With his new album, 'Tempest,' reaping a fresh whirlwind of critical hosannas, you'd think Bob Dylan would be in a pretty good mood these days -- but if a newly posted clip from his recent Rolling Stone interview is anything to go by, he's just as cantankerous as ever.

Asked to respond to the accusations that he improperly used quotes from Junichi Saga's 'Confessions of a Yakuza' and the work of Civil War poet Henry Timrod, Dylan grumbled, "As far as Henry Timrod is concerned, have you even heard of him? Who's been reading him lately? And who's pushed him to the forefront? Who's been making you read him? And ask his descendants what they think of the hoopla."

He continued, "If you think it's so easy to quote him and it can help your work, do it yourself and see how far you can get.
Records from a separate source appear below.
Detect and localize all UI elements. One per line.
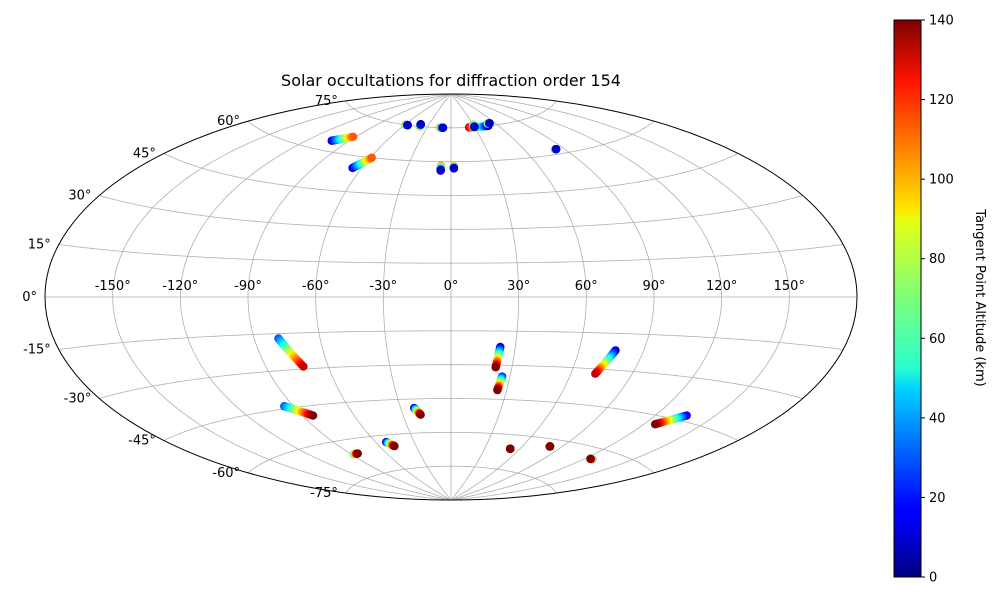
colorbar-gradient <box>893 19 922 578</box>
occultation-points <box>274 119 691 464</box>
lon-tick-label: -60° <box>302 279 330 294</box>
lat-tick-label: -75° <box>310 486 338 501</box>
parallel-line <box>163 153 739 196</box>
data-point <box>545 442 555 451</box>
data-point <box>470 122 479 132</box>
map-area: -150° -120° -90° -60° -30° 0° 30° 60° 90° 120° 150… <box>22 93 858 501</box>
parallel-line <box>58 330 844 350</box>
data-point <box>485 119 494 128</box>
data-point <box>591 369 600 378</box>
data-point <box>416 410 425 419</box>
lon-tick-label: -90° <box>234 279 262 294</box>
parallel-line <box>99 364 803 399</box>
data-point <box>650 420 660 429</box>
parallel-line <box>345 465 557 494</box>
lon-tick-label: 150° <box>774 279 805 294</box>
data-point <box>353 449 362 458</box>
data-point <box>506 444 515 453</box>
parallel-line <box>163 398 739 441</box>
data-point <box>552 144 561 154</box>
lon-tick-label: 90° <box>642 279 665 294</box>
data-point <box>586 454 595 464</box>
colorbar-tick-label: 80 <box>929 252 946 267</box>
colorbar-tick-label: 120 <box>929 93 954 108</box>
lon-tick-label: 30° <box>507 279 530 294</box>
lat-tick-label: 60° <box>217 114 240 129</box>
chart-title: Solar occultations for diffraction order… <box>281 71 621 90</box>
lon-tick-label: -120° <box>162 279 198 294</box>
parallel-line <box>247 120 655 163</box>
data-point <box>403 120 412 130</box>
graticule <box>45 94 857 500</box>
colorbar: 0 20 40 60 80 100 120 140 Tangent Point Altitud… <box>893 14 987 586</box>
colorbar-tick-label: 0 <box>929 571 937 586</box>
lat-tick-label: 45° <box>133 147 156 162</box>
data-point <box>367 153 376 162</box>
lat-tick-labels: -75° -60° -45° -30° -15° 0° 15° 30° 45° 60° 75° <box>22 94 338 501</box>
map-boundary <box>44 93 858 501</box>
lon-tick-label: -150° <box>95 279 131 294</box>
colorbar-ticks: 0 20 40 60 80 100 120 140 <box>921 14 954 586</box>
lat-tick-label: -45° <box>128 434 156 449</box>
colorbar-label: Tangent Point Altitude (km) <box>972 208 987 386</box>
data-point <box>348 132 358 142</box>
lon-tick-labels: -150° -120° -90° -60° -30° 0° 30° 60° 90° 120° 150… <box>95 279 805 294</box>
data-point <box>493 385 502 395</box>
parallel-line <box>99 195 803 230</box>
data-point <box>390 441 399 451</box>
data-point <box>299 362 308 371</box>
colorbar-tick-label: 100 <box>929 173 954 188</box>
lat-tick-label: -60° <box>212 466 240 481</box>
data-point <box>436 166 445 175</box>
lat-tick-label: -15° <box>23 343 51 358</box>
parallel-line <box>247 431 655 474</box>
lon-tick-label: -30° <box>369 279 397 294</box>
lon-tick-label: 60° <box>575 279 598 294</box>
lat-tick-label: 75° <box>315 94 338 109</box>
data-point <box>438 123 448 132</box>
lat-tick-label: 30° <box>68 189 91 204</box>
colorbar-tick-label: 60 <box>929 332 946 347</box>
lon-tick-label: 120° <box>706 279 737 294</box>
colorbar-tick-label: 20 <box>929 491 946 506</box>
data-point <box>491 363 500 372</box>
lat-tick-label: 0° <box>22 290 37 305</box>
colorbar-tick-label: 140 <box>929 14 954 29</box>
lat-tick-label: -30° <box>64 392 92 407</box>
data-point <box>308 411 318 420</box>
lon-tick-label: 0° <box>444 279 459 294</box>
parallel-line <box>58 244 844 264</box>
colorbar-tick-label: 40 <box>929 411 946 426</box>
data-point <box>449 164 459 173</box>
data-point <box>416 120 426 129</box>
parallel-line <box>345 100 557 129</box>
lat-tick-label: 15° <box>28 238 51 253</box>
Wussies and pussies complain about that stuff. It's an old thing – it's part of the tradition. It goes way back."

Getting warmed up now, Dylan reached back into the past for another famous example of critical injustice. "These are the same people that tried to pin the name Judas on me," he argued. "Judas, the most hated name in human history! If you think you've been called a bad name, try to work your way out from under that. Yeah, and for what? For playing an electric guitar? As if that is in some kind of way equitable to betraying our Lord and delivering him up to be crucified. All those evil motherf---ers can rot in hell."